You could try to kludge your solution into a single thread, but it would require your CPU-intensive code to yield to the GUI at a predictable interval. That solution sucks. EDIT: Since others are suggesting that approach, let me elaborate on why it sucks: Unbeknownst to you, something is always being updated in a GUI. When you move a window on top and then back off, the entire region under that window is invalidated and code must execute -- in your process -- to redraw that section. Even if you are updating the GUI very quickly, this provides a negative user experience as simple GUI operations block entirely. Buttons highlight when you mouse over, sometimes. A user right clicks. All of these things require CPU time to implement, and if your solitary thread is chewing away on your GA, they will not happen. GUI code being executed is not only your code.
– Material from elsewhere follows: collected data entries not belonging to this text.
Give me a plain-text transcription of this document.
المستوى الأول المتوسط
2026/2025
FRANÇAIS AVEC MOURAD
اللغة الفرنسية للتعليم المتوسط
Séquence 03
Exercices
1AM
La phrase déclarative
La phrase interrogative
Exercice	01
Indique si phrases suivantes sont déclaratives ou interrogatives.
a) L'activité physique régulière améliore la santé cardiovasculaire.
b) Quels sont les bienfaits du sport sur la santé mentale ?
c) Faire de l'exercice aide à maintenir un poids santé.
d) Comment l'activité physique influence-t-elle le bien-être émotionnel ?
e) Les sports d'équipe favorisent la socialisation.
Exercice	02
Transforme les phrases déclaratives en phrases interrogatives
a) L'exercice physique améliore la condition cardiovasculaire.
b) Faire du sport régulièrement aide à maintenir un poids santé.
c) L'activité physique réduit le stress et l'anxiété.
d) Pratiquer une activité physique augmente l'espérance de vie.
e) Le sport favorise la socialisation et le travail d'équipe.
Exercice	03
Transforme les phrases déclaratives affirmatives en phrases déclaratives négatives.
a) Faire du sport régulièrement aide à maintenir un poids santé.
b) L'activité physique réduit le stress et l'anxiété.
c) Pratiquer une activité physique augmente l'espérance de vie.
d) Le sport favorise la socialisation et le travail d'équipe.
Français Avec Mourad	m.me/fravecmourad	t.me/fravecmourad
Here's what appears to be a very useful article on the topic.
Two lessons in the trail on the topic are:
Concurrency
Concurrency in Swing
Sorry - it would seem like background tasks would be an easy and obvious sort of thing. Unfortunately, the Java Swing GUI threading model is a bit complicated. There have been some improvements in this area, but one still has to have some knowledge of threading first.
If you have time, I'd suggest reading the chapter on threading in Filthy Rich Clients - Painless Threading through SwingWorker.
If your impatient, just read the JavaDoc on SwingWorker. If you're really impatient, just copy the meaning of life example from the JavaDoc sample usage.
When I was writing a ray-tracer for one of my computer graphics classes in college, I had a long-running task, and I wanted to update the display periodically as the tracer was drawing. I used two separate threads - one thread sleeps, and updates (say every 500 ms); the other thread does the actual raytracing. The key is to synchronize on a common object - in my case, accessing my image buffer was the point of synchronization (one thread can't make changes to the image buffer without first waiting until the other thread is done reading).
For your GA processing, you might have something like this (pseudocode):
Supposing you have some object, generationHistoryObject, which stores the state that you want to display in your GUI, then:
(in Thread #1:)
Generation newGeneration = doMutationAndTestThisGeneration(lastGeneration);
synchronized (generationHistoryObject) {
generationHistoryObject.updateWithNextGeneration(newGeneration);
}
(in Thread #2:)
while (!programIsDone()) {
synchronized (generationHistoryObject) {
drawGuiForCurrentState(generationHistoryObject);
}
Thread.sleep(500);
}
The idea is that you do the time-consuming work for each generation in isolation, then update the part that the GUI has to access in the synchronized block (making the GUI wait to draw until the update is done).
Your problem with Swing is that it is single threaded (which is a good thing) so you want to get your work out of the Swing thread so your application stays responsive.
The thing you need to do is to convert your core algorithm to a Runnable as it can be handled easily by a SwingWorker and with the newer Executors (see Executors for a lot of preconfigured ones). You can also create investigate how to make a PrintStream to a JTextPanel so you can just use standard println statements to output your current status information.
If you want to add a stop button you need to understand the thread model, so you know how to control it. The Java Tutorial has good material on this as well as Swing programming in general. Strongly recommended.
http://java.sun.com/docs/books/tutorial/uiswing/concurrency/index.html
Since your application has to do with genetic algorithms, you could update the GUI every generation or so. You could accomplish this by implementing a next() method in your algorithm code, and calling it from the GUI. This should be simple enough.
However, if you really don't want the GUI to freeze while waiting for the algorithm, you should go for threads.